Preview Beyonce’s Poised, Playful ‘Grown Woman’ in Career-Reflecting Pepsi Ad

Beyonce, "Grown Woman," Pepsi

Beyoncé has reached a rarified stratosphere in the pop realm, able to shut down the Super Bowl, direct an extended promotional video about herself and have HBO call it a documentary, and drop unexpected Houston hip-hop homages that are then misconstrued for rubes by Rush Limbaugh. Bey hadn’t yet hit those profile-raising levels when she released her remarkably enduring 2011 album 4, but it was decidedly a grown-woman record, moving from “Crazy in Love” to “Love on Top,” from “Single Ladies” to “Countdown.”

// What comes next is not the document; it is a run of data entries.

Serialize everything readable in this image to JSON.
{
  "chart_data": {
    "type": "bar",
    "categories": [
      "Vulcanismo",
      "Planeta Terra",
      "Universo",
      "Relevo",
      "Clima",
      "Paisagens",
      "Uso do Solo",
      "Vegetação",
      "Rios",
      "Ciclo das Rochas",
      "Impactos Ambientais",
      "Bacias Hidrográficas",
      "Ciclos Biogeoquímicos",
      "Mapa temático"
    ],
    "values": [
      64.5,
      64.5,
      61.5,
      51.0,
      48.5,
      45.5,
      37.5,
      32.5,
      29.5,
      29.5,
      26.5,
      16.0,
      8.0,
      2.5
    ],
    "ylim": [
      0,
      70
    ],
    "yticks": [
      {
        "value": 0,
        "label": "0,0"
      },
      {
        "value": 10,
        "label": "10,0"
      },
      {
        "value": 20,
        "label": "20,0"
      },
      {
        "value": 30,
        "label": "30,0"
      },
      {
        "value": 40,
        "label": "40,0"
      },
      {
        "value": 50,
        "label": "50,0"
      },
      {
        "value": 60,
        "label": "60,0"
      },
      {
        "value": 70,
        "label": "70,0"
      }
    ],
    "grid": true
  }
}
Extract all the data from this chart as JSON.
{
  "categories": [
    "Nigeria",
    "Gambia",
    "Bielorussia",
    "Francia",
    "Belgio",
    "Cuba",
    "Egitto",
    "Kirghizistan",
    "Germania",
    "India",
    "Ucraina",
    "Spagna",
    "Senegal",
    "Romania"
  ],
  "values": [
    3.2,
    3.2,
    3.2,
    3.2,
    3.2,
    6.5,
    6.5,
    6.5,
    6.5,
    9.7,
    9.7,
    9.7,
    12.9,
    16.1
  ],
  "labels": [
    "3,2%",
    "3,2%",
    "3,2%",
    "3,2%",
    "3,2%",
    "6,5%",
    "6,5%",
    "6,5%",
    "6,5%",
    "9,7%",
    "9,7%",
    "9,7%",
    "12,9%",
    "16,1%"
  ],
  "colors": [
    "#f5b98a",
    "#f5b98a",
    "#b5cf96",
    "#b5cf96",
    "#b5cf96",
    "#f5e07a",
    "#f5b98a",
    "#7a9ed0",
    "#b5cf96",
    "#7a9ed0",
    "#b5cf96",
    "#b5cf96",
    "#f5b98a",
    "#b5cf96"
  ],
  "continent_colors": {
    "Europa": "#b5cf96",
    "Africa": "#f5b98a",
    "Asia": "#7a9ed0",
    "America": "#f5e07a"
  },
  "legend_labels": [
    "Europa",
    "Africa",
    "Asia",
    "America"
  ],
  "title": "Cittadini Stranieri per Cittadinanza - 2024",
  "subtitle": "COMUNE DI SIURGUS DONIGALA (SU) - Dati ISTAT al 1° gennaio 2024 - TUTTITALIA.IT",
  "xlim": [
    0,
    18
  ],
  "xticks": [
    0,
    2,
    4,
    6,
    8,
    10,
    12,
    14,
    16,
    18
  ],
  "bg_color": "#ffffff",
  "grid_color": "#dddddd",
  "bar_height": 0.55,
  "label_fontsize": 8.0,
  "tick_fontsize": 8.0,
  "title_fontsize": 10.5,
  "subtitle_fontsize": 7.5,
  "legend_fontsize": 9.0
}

Her latest single, produced by freshly Justin Timberlake-rejuvenated beatmaker Timbaland, is literally titled “Grown Woman,” and the minute-long snippet audible in her new Pepsi commercial shows that phrase still means just about what it did on 4: an appealingly updated, slightly more sophisticated version of the same singer who broke out with Destiny’s Child more than 15 years ago. The ad makes this idea of the past-in-the-present explicit, showing Beyoncé dancing in front of mirrors filled with previous versions of herself.

“Embrace your past, but live for now,” goes the tagline. The song puts it better: “I can be bad if I want / I can go slow all night long / I’m a grown woman,” B belts out, smartly capturing the idea that maturity doesn’t mean you stop being able to have dumb fun; it just means being able to choose not to when appropriate. The music is a lithe mix of shuffling handclaps, laser-bleep synths, and tropical tones of what sound like steel drums. It’s refreshing and bubbly, like a — well, whatever, it works.